Between the groups, 291,423 gene variants were examined and compared. Where significant links were found between variants and disease status, the researchers discuss other studies that may explain the biological reasons for these associations. In one case, they investigated this further through experimentation.
The researchers found that three gene variants in their pooled sample were more common in leukaemia cases than in controls. One variant was found on a gene called IKZF1, one on a gene called ARID5B, and one on a gene called CEBPE. All three of these variants were in genes involved in the differentiation (specialisation) of certain types of white blood cells.

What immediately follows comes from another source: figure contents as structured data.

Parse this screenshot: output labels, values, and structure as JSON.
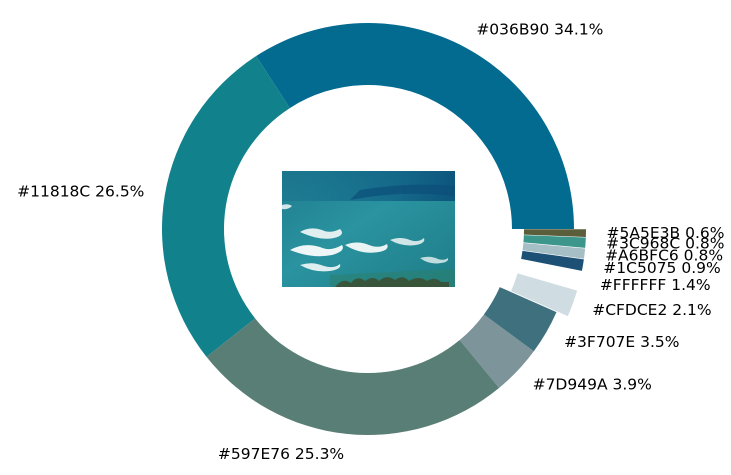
{
  "chart_data": {
    "type": "pie",
    "variant": "donut",
    "start_angle_deg": 0,
    "direction": "counterclockwise",
    "center_image": {
      "subject": "aerial photo of turquoise ocean with white waves breaking near shore",
      "colors": [
        "#036B90",
        "#11818C",
        "#597E76",
        "#FFFFFF"
      ]
    },
    "slices": [
      {
        "hex": "#036B90",
        "percent": 34.1,
        "label": "#036B90 34.1%",
        "color": "#036B90",
        "exploded": false
      },
      {
        "hex": "#11818C",
        "percent": 26.5,
        "label": "#11818C 26.5%",
        "color": "#11818C",
        "exploded": false
      },
      {
        "hex": "#597E76",
        "percent": 25.3,
        "label": "#597E76 25.3%",
        "color": "#597E76",
        "exploded": false
      },
      {
        "hex": "#7D949A",
        "percent": 3.9,
        "label": "#7D949A 3.9%",
        "color": "#7D949A",
        "exploded": false
      },
      {
        "hex": "#3F707E",
        "percent": 3.5,
        "label": "#3F707E 3.5%",
        "color": "#3F707E",
        "exploded": false
      },
      {
        "hex": "#CFDCE2",
        "percent": 2.1,
        "label": "#CFDCE2 2.1%",
        "color": "#CFDCE2",
        "exploded": true
      },
      {
        "hex": "#FFFFFF",
        "percent": 1.4,
        "label": "#FFFFFF 1.4%",
        "color": "#FFFFFF",
        "exploded": true
      },
      {
        "hex": "#1C5075",
        "percent": 0.9,
        "label": "#1C5075 0.9%",
        "color": "#1C5075",
        "exploded": true
      },
      {
        "hex": "#A6BFC6",
        "percent": 0.8,
        "label": "#A6BFC6 0.8%",
        "color": "#A6BFC6",
        "exploded": true
      },
      {
        "hex": "#3C968C",
        "percent": 0.8,
        "label": "#3C968C 0.8%",
        "color": "#3C968C",
        "exploded": true
      },
      {
        "hex": "#5A5E3B",
        "percent": 0.6,
        "label": "#5A5E3B 0.6%",
        "color": "#5A5E3B",
        "exploded": true
      }
    ]
  }
}
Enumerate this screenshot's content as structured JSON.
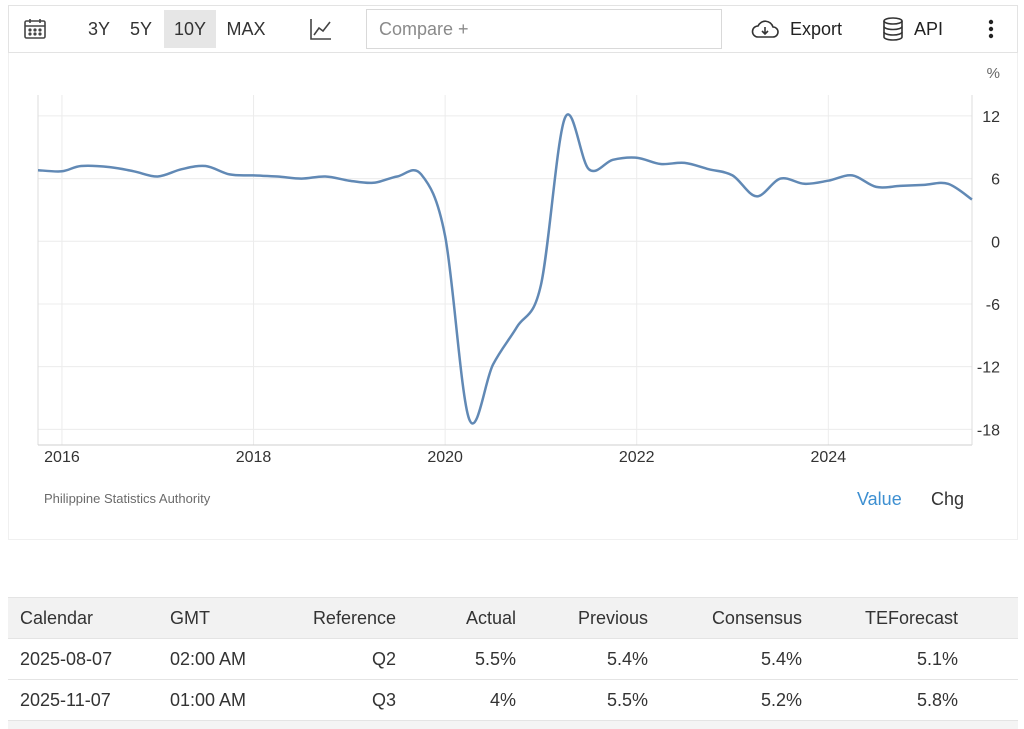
{
  "toolbar": {
    "ranges": [
      "3Y",
      "5Y",
      "10Y",
      "MAX"
    ],
    "active_range": "10Y",
    "compare_placeholder": "Compare +",
    "export_label": "Export",
    "api_label": "API",
    "icons": [
      "calendar-icon",
      "line-chart-icon",
      "cloud-download-icon",
      "database-icon",
      "more-vertical-icon"
    ]
  },
  "chart_data": {
    "type": "line",
    "unit": "%",
    "x_ticks": [
      "2016",
      "2018",
      "2020",
      "2022",
      "2024"
    ],
    "y_ticks": [
      12,
      6,
      0,
      -6,
      -12,
      -18
    ],
    "ylim": [
      -19.5,
      14
    ],
    "xlim": [
      2015.75,
      2025.5
    ],
    "grid": true,
    "line_color": "#6189b5",
    "series": [
      {
        "x": [
          2015.75,
          2016.0,
          2016.2,
          2016.5,
          2016.75,
          2017.0,
          2017.25,
          2017.5,
          2017.75,
          2018.0,
          2018.25,
          2018.5,
          2018.75,
          2019.0,
          2019.25,
          2019.5,
          2019.75,
          2020.0,
          2020.25,
          2020.5,
          2020.75,
          2021.0,
          2021.25,
          2021.5,
          2021.75,
          2022.0,
          2022.25,
          2022.5,
          2022.75,
          2023.0,
          2023.25,
          2023.5,
          2023.75,
          2024.0,
          2024.25,
          2024.5,
          2024.75,
          2025.0,
          2025.25,
          2025.5
        ],
        "values": [
          6.8,
          6.7,
          7.2,
          7.1,
          6.7,
          6.2,
          6.9,
          7.2,
          6.4,
          6.3,
          6.2,
          6.0,
          6.2,
          5.8,
          5.6,
          6.2,
          6.4,
          0.5,
          -17.0,
          -11.8,
          -8.2,
          -4.2,
          11.8,
          6.9,
          7.8,
          8.0,
          7.4,
          7.5,
          6.9,
          6.3,
          4.3,
          6.0,
          5.5,
          5.8,
          6.3,
          5.2,
          5.3,
          5.4,
          5.5,
          4.0
        ]
      }
    ],
    "source": "Philippine Statistics Authority"
  },
  "view_toggle": {
    "value_label": "Value",
    "chg_label": "Chg",
    "active": "Value"
  },
  "calendar_table": {
    "headers": [
      "Calendar",
      "GMT",
      "Reference",
      "Actual",
      "Previous",
      "Consensus",
      "TEForecast"
    ],
    "rows": [
      [
        "2025-08-07",
        "02:00 AM",
        "Q2",
        "5.5%",
        "5.4%",
        "5.4%",
        "5.1%"
      ],
      [
        "2025-11-07",
        "01:00 AM",
        "Q3",
        "4%",
        "5.5%",
        "5.2%",
        "5.8%"
      ]
    ]
  }
}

The researchers say that their study provides the first unambiguous evidence that common gene variants influence the risk of developing ALL in children. They say that their results provide ‘new insight’ into the causes of this specific haematological cancer.
This is a well-conducted study and the results are reliable. It identified several gene variants that are more common in children with acute lymphoblastic leukaemia (ALL). There may be other genes that play a role in the condition:
Overall, this study advances our knowledge of a complex disease. The findings are robust, but replication in further studies using different cases and controls would increase the confidence that the associations found in this research are real.